Program A
void create(struct Stack *st)
{
printf("Enter Size");
scanf("%d",&st->size);
st->top=-1;
st->S=(int *)malloc(st->size*sizeof(int));
}
int main()
{
struct stack st;
create(&st);
return 0;
}
Program B - for program B assume that a linked list has been created with first(declared as a global variable) pointing at the 1st node in the list.
struct Node
{
int data;
struct Node *next;
}*first=NULL;
void display(struct Node *p)
{
while(p!=NULL)
{
printf("%d ",p->data);
p=p->next;
}
}
int main()
{
display(first);
return 0;
}
My doubt is, why in program A while calling the create function, the & operator is required and why in program B it is not used while calling display function. Both create and display function take pointer as argument. Can you explain the relationship between & and * operator while calling a function with examples. Thanks in advance.
When you send some & as arguments to any function's parameters, there should be * to hold that & or if there's any * in function's parameters you can send arguments like & or *. This is the mere relationship.
In Program A:
void create(struct Stack *st)
{
printf("Enter Size");
scanf("%d",&st->size);
st->top=-1;
st->S=(int *)malloc(st->size*sizeof(int));
}
int main()
{
struct stack st;
create(&st);
return 0;
You need to send &st because sending &st to create() provides you the access to the memory where st is stored. If you send st--which is just a name of the memory location, where st's data is stored--as an argument to create() that would be merely copying the st into struct Stack *st and result into an error. And you cannot modify the original value using its copy as in the case of scanf("%d", &st->size); that's why in the first program you need to send the address of st.
In Program B:
struct Node
{
int data;
struct Node *next;
}*first=NULL;
void display(struct Node *p)
{
while(p!=NULL)
{
printf("%d ",p->data);
p=p->next;
}
}
int main()
{
display(first);
return 0;
}
You have already the memory address where data of struct Node type is stored, i.e. the value of first. That's why you don't need to do display(&first) in this case just make a copy of first and use it in display() function.

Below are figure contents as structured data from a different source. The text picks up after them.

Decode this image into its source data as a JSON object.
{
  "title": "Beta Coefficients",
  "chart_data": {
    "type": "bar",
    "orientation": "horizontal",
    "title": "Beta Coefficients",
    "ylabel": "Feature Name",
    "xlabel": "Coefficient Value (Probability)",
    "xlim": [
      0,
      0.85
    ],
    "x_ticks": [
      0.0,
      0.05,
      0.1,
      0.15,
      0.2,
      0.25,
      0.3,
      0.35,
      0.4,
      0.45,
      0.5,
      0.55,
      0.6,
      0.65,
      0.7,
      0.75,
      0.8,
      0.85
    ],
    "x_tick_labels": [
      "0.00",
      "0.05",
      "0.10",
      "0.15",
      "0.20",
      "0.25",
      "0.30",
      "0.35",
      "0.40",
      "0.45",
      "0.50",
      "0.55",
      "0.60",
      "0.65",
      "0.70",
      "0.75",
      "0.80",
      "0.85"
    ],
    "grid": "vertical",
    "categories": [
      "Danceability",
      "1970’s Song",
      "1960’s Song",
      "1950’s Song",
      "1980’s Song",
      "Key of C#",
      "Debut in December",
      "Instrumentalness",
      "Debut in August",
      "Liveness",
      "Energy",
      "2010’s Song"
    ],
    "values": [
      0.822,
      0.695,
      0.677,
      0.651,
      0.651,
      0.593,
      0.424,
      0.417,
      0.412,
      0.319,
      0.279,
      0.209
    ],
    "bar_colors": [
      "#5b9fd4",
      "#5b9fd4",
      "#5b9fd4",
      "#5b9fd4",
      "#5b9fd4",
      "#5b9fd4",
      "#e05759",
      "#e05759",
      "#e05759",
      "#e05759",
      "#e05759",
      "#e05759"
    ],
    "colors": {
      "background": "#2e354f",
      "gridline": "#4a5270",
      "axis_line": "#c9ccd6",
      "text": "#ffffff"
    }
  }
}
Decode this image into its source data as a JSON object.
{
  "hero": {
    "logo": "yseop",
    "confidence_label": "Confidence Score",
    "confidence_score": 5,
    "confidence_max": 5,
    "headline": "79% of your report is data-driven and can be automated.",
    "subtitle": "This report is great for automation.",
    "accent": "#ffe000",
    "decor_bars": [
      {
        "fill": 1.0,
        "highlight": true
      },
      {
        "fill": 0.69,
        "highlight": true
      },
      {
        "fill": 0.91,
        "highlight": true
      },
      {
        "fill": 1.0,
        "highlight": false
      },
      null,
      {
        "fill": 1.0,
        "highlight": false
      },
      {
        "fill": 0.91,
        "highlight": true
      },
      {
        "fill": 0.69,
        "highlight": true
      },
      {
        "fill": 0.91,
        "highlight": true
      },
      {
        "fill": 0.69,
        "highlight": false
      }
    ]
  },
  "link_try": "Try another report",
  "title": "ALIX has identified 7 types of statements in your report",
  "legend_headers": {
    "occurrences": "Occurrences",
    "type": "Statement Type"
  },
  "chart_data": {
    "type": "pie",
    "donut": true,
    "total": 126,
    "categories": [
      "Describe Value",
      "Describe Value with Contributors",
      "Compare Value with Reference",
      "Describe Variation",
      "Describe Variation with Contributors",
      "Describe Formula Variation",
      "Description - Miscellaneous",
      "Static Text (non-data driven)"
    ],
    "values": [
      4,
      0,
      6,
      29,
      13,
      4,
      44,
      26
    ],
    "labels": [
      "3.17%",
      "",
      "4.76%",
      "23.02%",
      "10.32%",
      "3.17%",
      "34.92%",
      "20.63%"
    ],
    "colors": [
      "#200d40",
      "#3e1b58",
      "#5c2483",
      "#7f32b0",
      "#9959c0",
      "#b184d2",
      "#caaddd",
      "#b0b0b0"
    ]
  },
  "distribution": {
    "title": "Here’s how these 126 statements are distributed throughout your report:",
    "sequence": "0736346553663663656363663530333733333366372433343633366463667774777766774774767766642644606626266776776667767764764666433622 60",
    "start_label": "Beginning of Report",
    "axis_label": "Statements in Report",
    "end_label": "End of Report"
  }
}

Can you explain the relationship between & and * operator while calling a function with examples.
But you can also do display(&first) in Program B like this:
struct Node
{
int data;
struct Node *next;
}*first=NULL;
void display(struct Node **p)
{
while(*p!=NULL)
{
printf("%d ",(*p)->data);
*p=(*p)->next;
}
}
int main()
{
display(&first);
return 0;
}
and I hope the example given above makes it clear when to use * and & while calling any function, according to its parameters. Beware, displaying data using &first would modify the address of first in *p=(*p)->next; and your head pointer to the linked list will be lost so, this example is just for demonstration purposes.